Without pause, the Nuban lifted himself halfway to sitting, as close to upright as his manacled wrist would let him. Berrec slid down the Nuban’s chest, sliding on sweat and blood, into his lap. He started to raise himself. The Nuban’s descending elbow put an end to the escape attempt. It caught Berrec on the back of the neck, and bones crunched.
Grebbin screamed of course, but screams were common enough in the dungeon. He tried to run, but somehow lost his sense of direction and slammed into a cell door, with enough force to drive the point of the poker out below his shoulder blade. The impact knocked him over and he didn’t get up again. He twisted for a moment, mouthing something, with only wisps of smoke or steam escaping his lips.
A cheer went up from those cells containing occupants too stupid to know when to stay silent.
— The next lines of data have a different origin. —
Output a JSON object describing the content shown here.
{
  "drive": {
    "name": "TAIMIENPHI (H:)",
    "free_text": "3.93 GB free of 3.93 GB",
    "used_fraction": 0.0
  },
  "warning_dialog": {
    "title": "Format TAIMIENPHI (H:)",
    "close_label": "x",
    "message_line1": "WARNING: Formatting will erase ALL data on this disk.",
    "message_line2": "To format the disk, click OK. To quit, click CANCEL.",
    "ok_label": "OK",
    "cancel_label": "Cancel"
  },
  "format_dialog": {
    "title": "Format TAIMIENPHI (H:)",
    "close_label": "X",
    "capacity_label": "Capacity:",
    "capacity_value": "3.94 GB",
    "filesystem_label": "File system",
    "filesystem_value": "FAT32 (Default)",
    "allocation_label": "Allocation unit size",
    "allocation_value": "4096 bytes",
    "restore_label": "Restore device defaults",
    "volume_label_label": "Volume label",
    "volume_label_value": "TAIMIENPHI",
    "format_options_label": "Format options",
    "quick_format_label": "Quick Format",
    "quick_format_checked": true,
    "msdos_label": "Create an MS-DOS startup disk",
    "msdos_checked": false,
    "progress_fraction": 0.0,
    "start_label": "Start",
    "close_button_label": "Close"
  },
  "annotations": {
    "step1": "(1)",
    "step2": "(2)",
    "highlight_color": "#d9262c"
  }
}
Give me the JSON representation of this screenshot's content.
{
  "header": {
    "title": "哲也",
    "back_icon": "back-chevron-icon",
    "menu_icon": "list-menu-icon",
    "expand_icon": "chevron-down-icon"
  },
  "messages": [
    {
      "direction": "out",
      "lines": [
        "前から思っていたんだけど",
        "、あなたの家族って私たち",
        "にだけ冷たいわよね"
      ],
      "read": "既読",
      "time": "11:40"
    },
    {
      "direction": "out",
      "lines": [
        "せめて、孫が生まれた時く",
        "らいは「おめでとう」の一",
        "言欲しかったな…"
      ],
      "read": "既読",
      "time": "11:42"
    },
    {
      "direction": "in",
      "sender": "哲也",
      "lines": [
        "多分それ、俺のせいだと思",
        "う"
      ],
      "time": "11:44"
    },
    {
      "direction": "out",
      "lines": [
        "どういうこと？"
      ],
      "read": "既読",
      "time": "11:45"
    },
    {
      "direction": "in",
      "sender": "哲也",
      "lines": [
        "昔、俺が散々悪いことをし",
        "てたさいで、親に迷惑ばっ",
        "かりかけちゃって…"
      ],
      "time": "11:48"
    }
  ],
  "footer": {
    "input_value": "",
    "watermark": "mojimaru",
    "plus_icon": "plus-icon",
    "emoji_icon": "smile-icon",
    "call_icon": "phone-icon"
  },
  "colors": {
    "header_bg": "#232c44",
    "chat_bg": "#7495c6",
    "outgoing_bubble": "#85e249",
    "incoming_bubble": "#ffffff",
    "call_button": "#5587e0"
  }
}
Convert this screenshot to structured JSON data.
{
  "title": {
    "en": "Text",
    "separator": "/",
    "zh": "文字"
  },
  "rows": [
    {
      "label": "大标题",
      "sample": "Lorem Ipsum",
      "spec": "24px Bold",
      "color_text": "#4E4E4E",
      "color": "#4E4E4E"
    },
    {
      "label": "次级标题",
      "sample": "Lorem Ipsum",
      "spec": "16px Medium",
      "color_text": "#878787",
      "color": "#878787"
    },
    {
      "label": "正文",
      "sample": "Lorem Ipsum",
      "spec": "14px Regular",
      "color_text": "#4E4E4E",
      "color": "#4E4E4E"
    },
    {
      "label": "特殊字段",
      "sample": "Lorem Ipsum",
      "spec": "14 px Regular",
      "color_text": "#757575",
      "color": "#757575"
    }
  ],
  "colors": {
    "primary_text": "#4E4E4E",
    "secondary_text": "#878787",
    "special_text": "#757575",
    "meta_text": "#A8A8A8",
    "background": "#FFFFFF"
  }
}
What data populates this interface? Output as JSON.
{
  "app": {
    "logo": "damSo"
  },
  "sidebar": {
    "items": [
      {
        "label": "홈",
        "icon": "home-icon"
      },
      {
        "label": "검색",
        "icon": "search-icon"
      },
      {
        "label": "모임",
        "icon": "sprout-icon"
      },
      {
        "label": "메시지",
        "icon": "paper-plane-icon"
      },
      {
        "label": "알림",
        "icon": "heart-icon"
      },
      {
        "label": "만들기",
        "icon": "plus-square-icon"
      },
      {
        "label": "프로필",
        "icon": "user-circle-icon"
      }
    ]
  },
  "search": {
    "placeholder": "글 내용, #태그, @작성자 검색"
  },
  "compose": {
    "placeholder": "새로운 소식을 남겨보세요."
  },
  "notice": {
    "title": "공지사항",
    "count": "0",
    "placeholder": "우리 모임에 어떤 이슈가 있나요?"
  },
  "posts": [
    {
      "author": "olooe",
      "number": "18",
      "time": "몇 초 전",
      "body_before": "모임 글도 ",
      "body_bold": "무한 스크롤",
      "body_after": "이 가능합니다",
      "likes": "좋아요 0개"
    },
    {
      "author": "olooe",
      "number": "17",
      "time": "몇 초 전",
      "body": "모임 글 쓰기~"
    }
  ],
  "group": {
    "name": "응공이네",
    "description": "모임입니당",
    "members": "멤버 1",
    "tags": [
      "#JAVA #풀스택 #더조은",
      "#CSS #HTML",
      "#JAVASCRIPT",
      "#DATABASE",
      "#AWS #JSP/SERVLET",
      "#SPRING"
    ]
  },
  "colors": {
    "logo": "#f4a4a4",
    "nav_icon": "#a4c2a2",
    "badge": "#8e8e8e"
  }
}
Lundist could have run. He had plenty of time. I expected him to go for help, but he was halfway to me by the time Grebbin hit the ground. The Nuban pushed Berrec clear, and freed his other wrist.
“Run!” I shouted at Lundist in case it hadn’t occurred to him.
Actually, he was running, only in the wrong direction. I knew the years lay less heavy on him than an old man had a right to expect, but I didn’t think he could sprint.
I moved to put the table, and the Nuban, between Lundist and me.
The Nuban unpinned both ankles as Lundist reached him. “Take the boy, old man, and go.” He had the deepest voice I’d ever heard.
Lundist fixed the Nuban with those disconcerting blue eyes of his. His robes settled, forgetting the rush from the doorway. He held hands to his chest, one atop the other. “If you go now, man of Nuba, I will not stop you.”
That brought a scatter of laughter from the cells.
The Nuban watched Lundist with the same intensity I’d seen earlier. He had a few inches on my tutor, but it was the difference in bulk that made it seem a contest between David and Goliath. Where Lundist stood slender as a spear, the Nuban had as much weight again, and more, corded into thick slabs of muscle over heavy bone.